Si Geronimo vivait aujourd’hui et combattait pour l’indépendance de son peuple, on l’appellerait un Freedom Fighter, « un Combattant de la liberté ». S’il menait, aujourd’hui, la lutte contre le Mexique et les États-Unis que ce grand guerrier apache a menée alors, il bénéficierait de toute la solidarité des peuples du monde, de toute l’attention des médias internationaux, et probablement du soutien de l’immense majorité des États membres de l’ONU. Il serait considéré comme un héros, comme le fut Che Guevara, comme l’est Nelson Mandela. Les dirigeants étatsuniens pourraient être arrêtés pour crime contre l’humanité et jugés. Au moment où Barack Obama et son état-major osent salir son nom et insulter son histoire, la vie de Geronimo mérite d’être brièvement rappelée.
Né le 16 juin 1829 en Arizona dans la tribu des Apaches Bedonkohe, à Nodoyohn Canyon, au Mexique, Go Khla Yehest un chaman et un guerrier reconnu et respecté. En 1946, il est admis au Conseil de guerre des Apaches Chiricahua, tribu dont il partage la gouvernance avec Naiche, le fils de Cochise. Sa mère, sa femme et ses trois enfants sont tués par l’armée mexicaine en 1858. Ce sera le signal de son entrée dans la lutte armée. Le jour de la saint-Jérôme, le 30 septembre, il lance une attaque en territoire mexicain, d’où son nom, Geronimo. Plus tard, lors d'une autre attaque surprise, les Mexicains tuent sa nouvelle épouse et son fils.

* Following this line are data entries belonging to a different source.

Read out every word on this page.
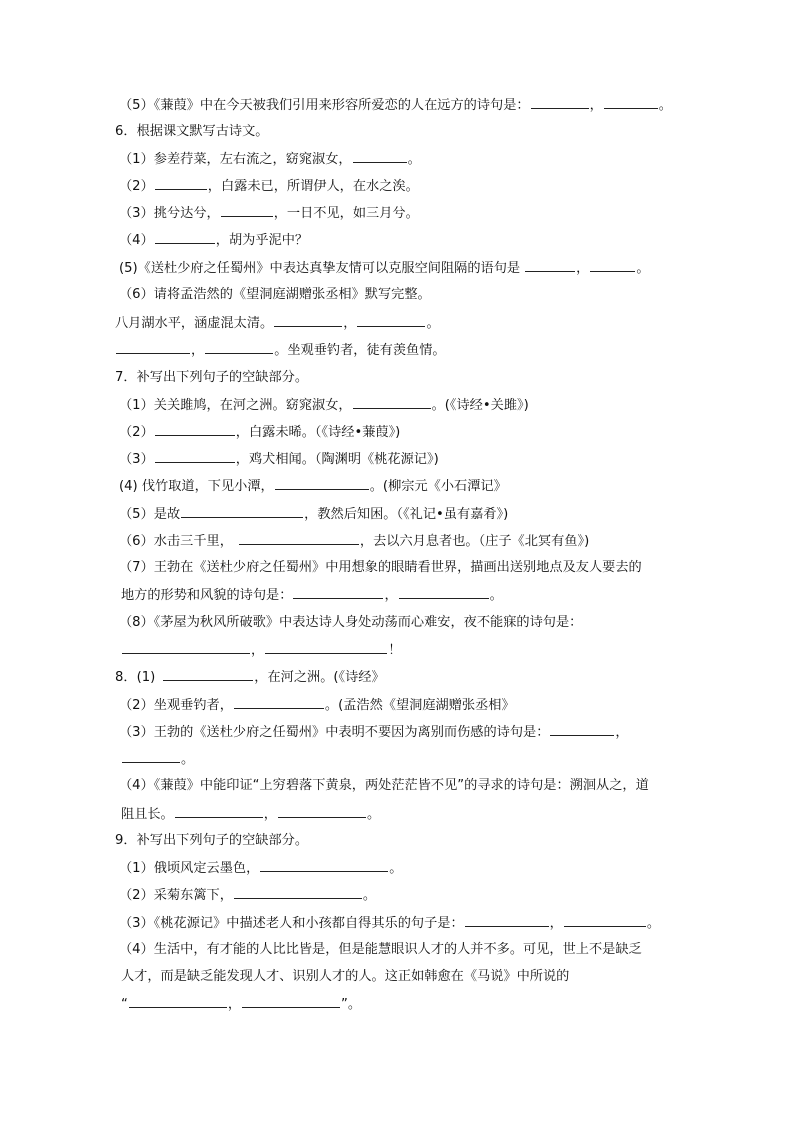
（5）《蒹葭》中在今天被我们引用来形容所爱恋的人在远方的诗句是：	，	。
6．根据课文默写古诗文。
（1）参差荇菜，左右流之，窈窕淑女，	。
（2）	，白露未已，所谓伊人，在水之涘。
（3）挑兮达兮，	，一日不见，如三月兮。
（4）	，胡为乎泥中？
(5)《送杜少府之任蜀州》中表达真挚友情可以克服空间阻隔的语句是	，	。
（6）请将孟浩然的《望洞庭湖赠张丞相》默写完整。
八月湖水平，涵虚混太清。	，	。
，	。坐观垂钓者，徒有羡鱼情。
7．补写出下列句子的空缺部分。
（1）关关雎鸠，在河之洲。窈窕淑女，	。(《诗经•关雎》)
（2）	，白露未晞。（《诗经•蒹葭》)
（3）	，鸡犬相闻。（陶渊明《桃花源记》)
(4) 伐竹取道，下见小潭，	。(柳宗元《小石潭记》
（5）是故	，教然后知困。（《礼记•虽有嘉肴》)
（6）水击三千里，	，去以六月息者也。（庄子《北冥有鱼》)
（7）王勃在《送杜少府之任蜀州》中用想象的眼睛看世界，描画出送别地点及友人要去的
地方的形势和风貌的诗句是：	，	。
（8）《茅屋为秋风所破歌》中表达诗人身处动荡而心难安，夜不能寐的诗句是：
，	！
8．(1)	，在河之洲。(《诗经》
（2）坐观垂钓者，	。(孟浩然《望洞庭湖赠张丞相》
（3）王勃的《送杜少府之任蜀州》中表明不要因为离别而伤感的诗句是：	，
。
（4）《蒹葭》中能印证“上穷碧落下黄泉，两处茫茫皆不见”的寻求的诗句是：溯洄从之，道
阻且长。	，	。
9．补写出下列句子的空缺部分。
（1）俄顷风定云墨色，	。
（2）采菊东篱下，	。
（3）《桃花源记》中描述老人和小孩都自得其乐的句子是：	，	。
（4）生活中，有才能的人比比皆是，但是能慧眼识人才的人并不多。可见，世上不是缺乏
人才，而是缺乏能发现人才、识别人才的人。这正如韩愈在《马说》中所说的
“	，	”。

Dans les années qui suivent, la division règne au sein des tribus quant à la stratégie à adopter vis-à-vis de l’occupant mexicain, puis américain. Il y a ceux qui, comme le chef Mangas Coloradas, décident de pactiser avec les Mexicains, ou comme le vieux Cochise, avec les Américains. Mangas Coloradas sera torturé et assassiné dans la petite ville d’Apache Tejo alors qu’il venait signer un traité de paix. Quant aux Apaches Chiricahuas, après près de dix ans de guerre contre les États-Unis, ils s’inclinent, contre l’avis de Geronimo. Le vieux Cochise signe un accord de paix et se rend. Commence alors le long martyr du peuple apache. Leur territoire se limite désormais à une réserve qui sera fermée en 1876, entraînant la déportation de la population vers la zone aride et désertique de San Carlos.

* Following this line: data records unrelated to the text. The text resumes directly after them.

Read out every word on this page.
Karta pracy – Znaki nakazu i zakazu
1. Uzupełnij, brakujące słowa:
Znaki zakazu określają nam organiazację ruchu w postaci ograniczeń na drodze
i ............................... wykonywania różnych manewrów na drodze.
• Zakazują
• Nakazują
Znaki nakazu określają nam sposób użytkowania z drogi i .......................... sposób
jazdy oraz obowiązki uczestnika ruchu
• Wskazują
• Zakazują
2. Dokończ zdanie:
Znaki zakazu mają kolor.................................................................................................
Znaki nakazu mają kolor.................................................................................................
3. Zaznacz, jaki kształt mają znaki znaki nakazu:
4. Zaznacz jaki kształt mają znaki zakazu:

Geronimo n’accepte pas cet état de fait. Avec ses deux fidèles compagnons, Naiche et Juh, il s’enfuit. Commence alors une longue vie de combat où se succèdent fuite, arrestations, attaques, clandestinité dans les montagnes mexicaines. Une guerre menée sur deux fronts, le long de la frontière américano-mexicaine, en Arizona et au Nouveau-Mexique. En mars 1883, après une attaque particulièrement meurtrière (22 colons américains sont tués), le général George Crook est chargé de lancer la traque des rebelles apaches, jusque dans les montagnes mexicaines. Arrêté en 1884, Geronimo retourne dans la réserve de San Carlos, pour s’en échapper à nouveau en 1985 avec 109 femmes et enfants et 35 hommes. Il poursuit sa lutte en lançant des raids meurtriers. Les éclaireurs apaches, ces collaborateurs de l’époque, le retrouvent. Il accepte à nouveau la proposition du général Crook de retourner dans la réserve, accompagné par des soldats américains. Mais une nouvelle fois, c’est pour mieux s’évader dans les montagnes avec ses fidèles compagnons.
Crook a failli à sa mission, il doit démissionner. C’est le général Nelson Miles qui se met alors à sa poursuite avec 5000 hommes et des milliers de volontaires. Ce même général Miles qui n’hésite pas à déporter en Floride les Chiricahuas qui vivaient pacifiquement à San Carlos et qui vont mourir par centaines dans l’humidité des marécages. La connaissance du terrain, des méthodes de survie dans des conditions extrêmes et les techniques apaches de guérilla permettent à Geronimo de résister, jusqu’à sa quatrième reddition avec seize guerriers, douze femmes et six enfants, le 4 septembre 1886, épuisés.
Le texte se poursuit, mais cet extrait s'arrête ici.